Below is my proof (I don't know whether it is correct) of $$\text{if }ϕ ⊨ ψ,\text{ then }∀x\,ϕ ⊨ ∀x\,ψ.$$

Given J. Assume that $⟦∀x\,ϕ⟧_J=T$.

Given a in J’s domain, $⟦ψ⟧_(J[x↦a])=T$ because

$⟦ ϕ⟧_(J[x↦a])=T$

$ϕ ⊨ ψ$

So $⟦∀x\,ψ⟧_J=T$. QED.

Given the above result, and that $\:Φ, ϕ\: ⊨ ψ,$ and that $x$ does not freely occur in $Φ,$ what is the procedure to prove that $$Φ, ∀x\,ϕ\: ⊨ ∀x\,ψ ?$$

Answer 1

1. Below is my proof (I don't know whether it is correct) of $$\text{if }ϕ ⊨ ψ,\text{ then }∀x\,ϕ ⊨ ∀x\,ψ.\tag{*}$$

   I suspect that you are using the symbol $⊨$ to mean that $\to$ is true instead of its usual, stronger meaning that $\to$ is a validity (i.e., logically true).
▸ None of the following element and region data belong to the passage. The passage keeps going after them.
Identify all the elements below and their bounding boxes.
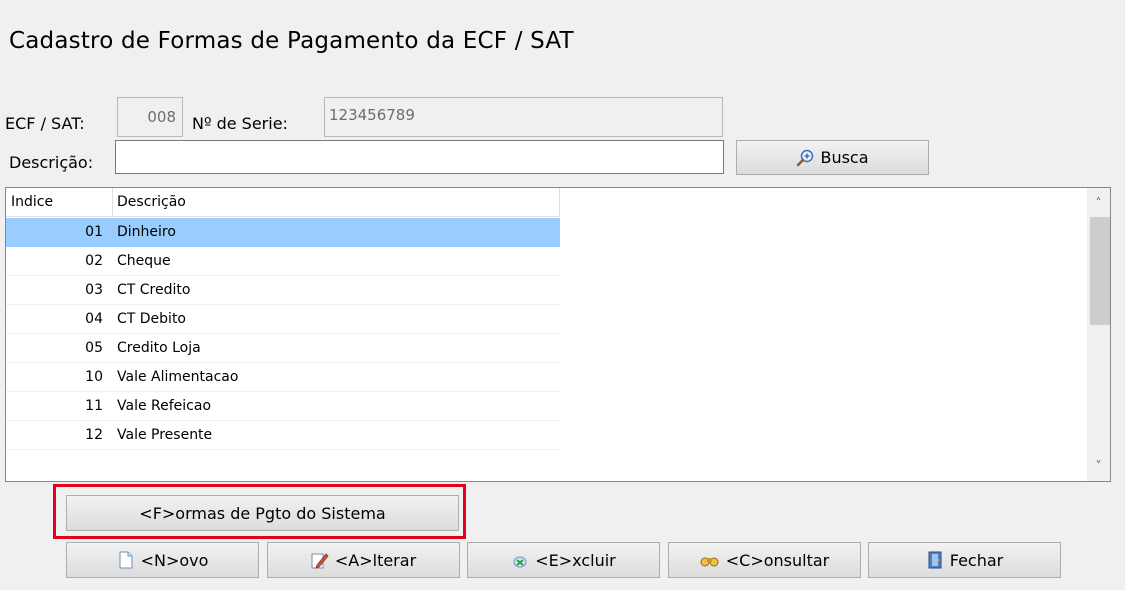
serie-field[interactable]: 123456789 <box>324 97 723 137</box>
formas-sistema-button[interactable]: <F>ormas de Pgto do Sistema <box>66 495 459 531</box>
row-indice: 03 <box>85 282 103 298</box>
table-row[interactable]: 01 Dinheiro <box>6 218 560 247</box>
busca-label: Busca <box>820 148 869 167</box>
new-document-icon <box>117 551 135 569</box>
col-descricao-header[interactable]: Descrição <box>117 194 186 210</box>
descricao-label: Descrição: <box>9 153 94 172</box>
delete-icon <box>511 551 529 569</box>
table-row[interactable]: 11 Vale Refeicao <box>6 392 560 421</box>
busca-button[interactable]: Busca <box>736 140 929 175</box>
consultar-label: <C>onsultar <box>725 550 830 570</box>
fechar-button[interactable]: Fechar <box>868 542 1061 578</box>
serie-label: Nº de Serie: <box>192 114 288 133</box>
table-row[interactable]: 10 Vale Alimentacao <box>6 363 560 392</box>
excluir-button[interactable]: <E>xcluir <box>467 542 660 578</box>
consultar-button[interactable]: <C>onsultar <box>668 542 861 578</box>
ecf-sat-field[interactable]: 008 <box>117 97 183 137</box>
row-descricao: Vale Presente <box>117 427 213 443</box>
vertical-scrollbar[interactable]: ˄ ˅ <box>1087 188 1110 481</box>
fechar-label: Fechar <box>949 550 1004 570</box>
table-row[interactable]: 12 Vale Presente <box>6 421 560 450</box>
descricao-input[interactable] <box>115 140 724 174</box>
row-descricao: Credito Loja <box>117 340 201 356</box>
page-title: Cadastro de Formas de Pagamento da ECF /… <box>9 28 574 54</box>
row-descricao: Dinheiro <box>117 224 176 240</box>
edit-pencil-icon <box>311 551 329 569</box>
row-descricao: Cheque <box>117 253 171 269</box>
table-row[interactable]: 03 CT Credito <box>6 276 560 305</box>
row-indice: 04 <box>85 311 103 327</box>
scroll-down-icon[interactable]: ˅ <box>1087 454 1110 478</box>
row-descricao: CT Debito <box>117 311 187 327</box>
alterar-label: <A>lterar <box>334 550 417 570</box>
novo-button[interactable]: <N>ovo <box>66 542 259 578</box>
ecf-sat-label: ECF / SAT: <box>5 114 85 133</box>
table-row[interactable]: 05 Credito Loja <box>6 334 560 363</box>
row-descricao: Vale Alimentacao <box>117 369 239 385</box>
row-indice: 12 <box>85 427 103 443</box>
novo-label: <N>ovo <box>140 550 209 570</box>
col-indice-header[interactable]: Indice <box>11 194 53 210</box>
payment-methods-grid[interactable]: Indice Descrição 01 Dinheiro 02 Cheque 0… <box>5 187 1111 482</box>
row-descricao: Vale Refeicao <box>117 398 212 414</box>
row-indice: 10 <box>85 369 103 385</box>
row-descricao: CT Credito <box>117 282 191 298</box>
binoculars-icon <box>700 551 720 569</box>
row-indice: 02 <box>85 253 103 269</box>
alterar-button[interactable]: <A>lterar <box>267 542 460 578</box>
table-row[interactable]: 02 Cheque <box>6 247 560 276</box>
exit-door-icon <box>926 551 944 569</box>
scroll-up-icon[interactable]: ˄ <box>1087 191 1110 215</box>
grid-header: Indice Descrição <box>6 188 560 217</box>
row-indice: 01 <box>85 224 103 240</box>
row-indice: 11 <box>85 398 103 414</box>
magnifier-icon <box>796 149 814 167</box>
excluir-label: <E>xcluir <box>535 550 616 570</box>
row-indice: 05 <box>85 340 103 356</box>
table-row[interactable]: 04 CT Debito <box>6 305 560 334</box>
scroll-thumb[interactable] <box>1090 217 1110 325</box>
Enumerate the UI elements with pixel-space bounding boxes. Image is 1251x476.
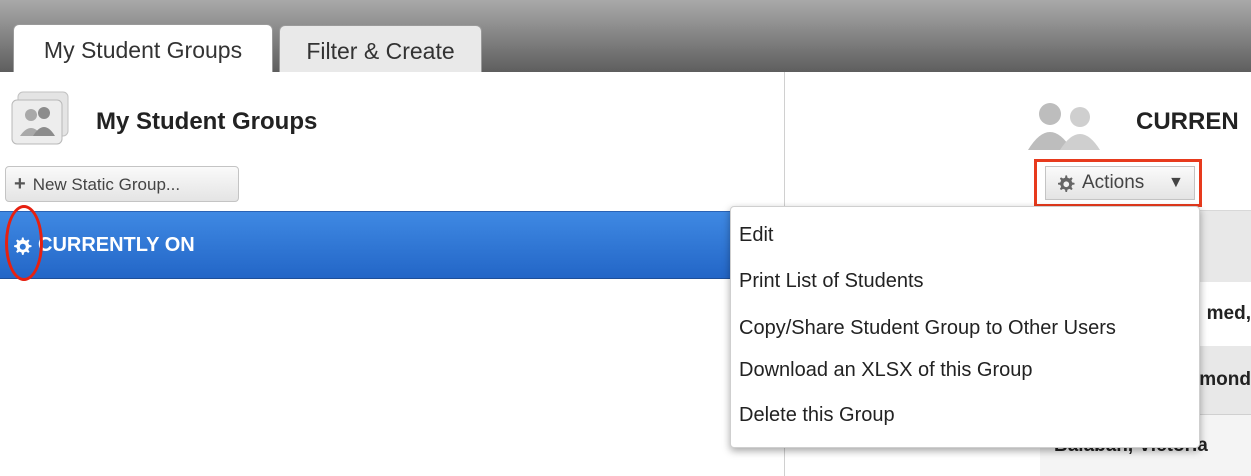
group-icon xyxy=(11,91,69,145)
menu-item-download-xlsx[interactable]: Download an XLSX of this Group xyxy=(739,359,1033,382)
menu-item-print-list[interactable]: Print List of Students xyxy=(739,270,924,293)
gear-icon xyxy=(1057,175,1075,192)
actions-button[interactable]: Actions ▼ xyxy=(1045,166,1195,200)
actions-menu: Edit Print List of Students Copy/Share S… xyxy=(730,206,1200,448)
tab-my-student-groups[interactable]: My Student Groups xyxy=(13,24,273,72)
new-static-group-button[interactable]: + New Static Group... xyxy=(5,166,239,202)
new-static-group-label: New Static Group... xyxy=(32,175,181,194)
group-label: CURRENTLY ON xyxy=(38,234,195,256)
tab-bar: My Student Groups Filter & Create xyxy=(0,0,1251,72)
tab-filter-create[interactable]: Filter & Create xyxy=(279,25,482,72)
student-groups-panel: My Student Groups + New Static Group... C… xyxy=(0,72,784,476)
chevron-down-icon: ▼ xyxy=(1168,174,1184,191)
plus-icon: + xyxy=(14,173,26,195)
menu-item-edit[interactable]: Edit xyxy=(739,224,773,247)
group-detail-title: CURREN xyxy=(1136,108,1239,135)
group-row-currently-on[interactable]: CURRENTLY ON xyxy=(0,211,784,279)
actions-label: Actions xyxy=(1082,172,1145,193)
people-icon xyxy=(1028,103,1100,150)
gear-highlight-annotation xyxy=(5,205,43,281)
panel-title: My Student Groups xyxy=(96,108,318,135)
menu-item-copy-share[interactable]: Copy/Share Student Group to Other Users xyxy=(739,317,1116,340)
menu-item-delete-group[interactable]: Delete this Group xyxy=(739,404,895,427)
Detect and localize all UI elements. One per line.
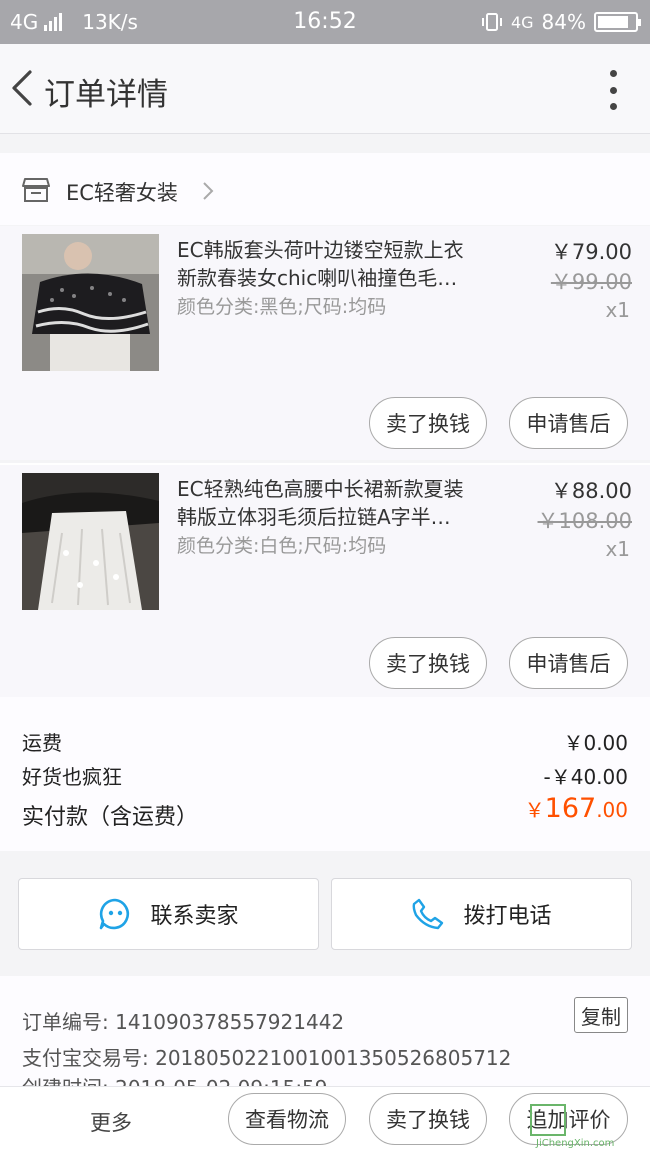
order-info: 订单编号: 141090378557921442 复制 支付宝交易号: 2018… — [0, 976, 650, 1086]
product-title-line2: 韩版立体羽毛须后拉链A字半… — [177, 505, 451, 529]
product-quantity: x1 — [605, 537, 630, 561]
product-price: ￥79.00 — [550, 240, 632, 264]
shipping-row: 运费 ￥0.00 — [22, 727, 628, 756]
product-quantity: x1 — [605, 298, 630, 322]
network-type-right: 4G — [510, 12, 534, 32]
product-image-2 — [22, 473, 159, 610]
paid-integer: 167 — [544, 793, 597, 824]
nav-bar: 订单详情 — [0, 44, 650, 134]
shop-name: EC轻奢女装 — [66, 181, 178, 205]
contact-actions: 联系卖家 拨打电话 — [0, 869, 650, 959]
product-title[interactable]: EC韩版套头荷叶边镂空短款上衣 新款春装女chic喇叭袖撞色毛… — [177, 236, 497, 292]
product-original-price: ￥108.00 — [537, 509, 632, 533]
created-time: 创建时间: 2018-05-02 09:15:59 — [22, 1072, 328, 1086]
phone-icon — [413, 898, 444, 930]
call-phone-label: 拨打电话 — [463, 904, 552, 929]
sell-for-cash-button[interactable]: 卖了换钱 — [369, 1093, 487, 1145]
order-item[interactable]: EC轻熟纯色高腰中长裙新款夏装 韩版立体羽毛须后拉链A字半… 颜色分类:白色;尺… — [0, 463, 650, 697]
chevron-right-icon — [203, 182, 214, 200]
more-options-icon[interactable] — [606, 70, 620, 110]
status-bar: 4G 13K/s 16:52 4G 84% — [0, 0, 650, 44]
sell-for-cash-button[interactable]: 卖了换钱 — [369, 637, 487, 689]
product-original-price: ￥99.00 — [550, 270, 632, 294]
product-thumbnail[interactable] — [22, 234, 159, 371]
paid-row: 实付款（含运费） ￥167.00 — [22, 793, 628, 831]
product-title-line2: 新款春装女chic喇叭袖撞色毛… — [177, 266, 458, 290]
watermark-box — [530, 1104, 566, 1136]
product-spec: 颜色分类:黑色;尺码:均码 — [177, 296, 387, 318]
battery-fill — [598, 16, 629, 28]
product-thumbnail[interactable] — [22, 473, 159, 610]
contact-seller-label: 联系卖家 — [150, 904, 239, 929]
call-phone-button[interactable]: 拨打电话 — [331, 878, 632, 950]
sell-for-cash-button[interactable]: 卖了换钱 — [369, 397, 487, 449]
product-title-line1: EC韩版套头荷叶边镂空短款上衣 — [177, 238, 464, 262]
status-right: 4G 84% — [481, 10, 641, 34]
product-price: ￥88.00 — [550, 479, 632, 503]
shop-icon — [22, 178, 50, 202]
shop-header[interactable]: EC轻奢女装 — [0, 153, 650, 225]
battery-percent: 84% — [541, 10, 586, 34]
vibrate-icon — [481, 13, 502, 31]
back-icon[interactable] — [8, 66, 38, 110]
battery-icon — [594, 12, 641, 32]
order-item[interactable]: EC韩版套头荷叶边镂空短款上衣 新款春装女chic喇叭袖撞色毛… 颜色分类:黑色… — [0, 226, 650, 460]
discount-label: 好货也疯狂 — [22, 765, 122, 789]
product-title-line1: EC轻熟纯色高腰中长裙新款夏装 — [177, 477, 464, 501]
discount-value: -￥40.00 — [543, 765, 628, 789]
page-title: 订单详情 — [44, 77, 168, 113]
product-spec: 颜色分类:白色;尺码:均码 — [177, 535, 387, 557]
product-title[interactable]: EC轻熟纯色高腰中长裙新款夏装 韩版立体羽毛须后拉链A字半… — [177, 475, 497, 531]
chat-bubble-icon — [100, 898, 130, 930]
watermark-logo: JiChengXin.com — [530, 1104, 644, 1149]
contact-seller-button[interactable]: 联系卖家 — [18, 878, 319, 950]
order-number: 订单编号: 141090378557921442 — [22, 1010, 345, 1034]
paid-decimal: .00 — [596, 798, 628, 822]
watermark-text: JiChengXin.com — [536, 1138, 615, 1149]
more-button[interactable]: 更多 — [90, 1107, 132, 1137]
product-image-1 — [22, 234, 159, 371]
after-sale-button[interactable]: 申请售后 — [509, 397, 628, 449]
alipay-trade-number: 支付宝交易号: 2018050221001001350526805712 — [22, 1046, 512, 1070]
after-sale-button[interactable]: 申请售后 — [509, 637, 628, 689]
paid-amount: ￥167.00 — [525, 793, 628, 824]
shipping-value: ￥0.00 — [563, 731, 628, 755]
view-logistics-button[interactable]: 查看物流 — [228, 1093, 346, 1145]
paid-label: 实付款（含运费） — [22, 805, 199, 830]
order-totals: 运费 ￥0.00 好货也疯狂 -￥40.00 实付款（含运费） ￥167.00 — [0, 697, 650, 851]
discount-row: 好货也疯狂 -￥40.00 — [22, 761, 628, 790]
shipping-label: 运费 — [22, 731, 62, 755]
copy-button[interactable]: 复制 — [574, 997, 628, 1033]
paid-currency: ￥ — [524, 798, 545, 822]
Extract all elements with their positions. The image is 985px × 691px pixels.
In any case, $(*)$ is at least as strong as $$\big(ϕ ⊨ ψ\big)\implies\big(∀x\,ϕ {\implies} ∀x\,ψ\big),$$ which is invalid (i.e., false in some interpretation); so, $(*)$ is also invalid.

2. Given the above result, and that $\:Φ, ϕ\: ⊨ ψ,$ and that $x$ does not freely occur in $Φ,$ what is the procedure to prove that $$Φ, ∀x\,ϕ\: ⊨ ∀x\,ψ ?$$

   Summarising and relabelling for ease of reading: our premises are

   1. $\big(Fx \to Sx\big)\to\big(∀x\,Fx \to ∀x\,Sx\big)$
   2. $\big(P\land Fx\big) \to Sx$
   3. $P \land ∀x\,Fx,$

   and our conclusion is

   • $∀x\,Sx.$

   Here's an informal proof:

   \begin{align} &&\big[\big(Fx \to Sx\big)\to\big(∀x\,Fx \to ∀x\,Sx\big)\big] \land \big[\big(P\land Fx\big) \to Sx\big]\land\big[P \land ∀x\,Fx\big] \\&\equiv &\big[\big(\big(Fx \to Sx\big) \land ∀x\,Fx\big) \to ∀x\,Sx\big] \land \big[\big(\big(P\land Fx\big) \to Sx\big)\land \big(P \land Fx\big)\big]\land\big[ ∀x\,Fx\big] \\&⊨ &\big[\big(\big(Fx \to Sx\big) \land ∀x\,Fx\big) \to ∀x\,Sx\big] \land \big[Sx\big]\land\big[ ∀x\,Fx\big] \\&⊨ &\big[\big(Sx \land ∀x\,Fx\big) \to ∀x\,Sx\big] \land \big[Sx\big]\land\big[ ∀x\,Fx\big] \\&⊨ &∀x\,Sx. \end{align}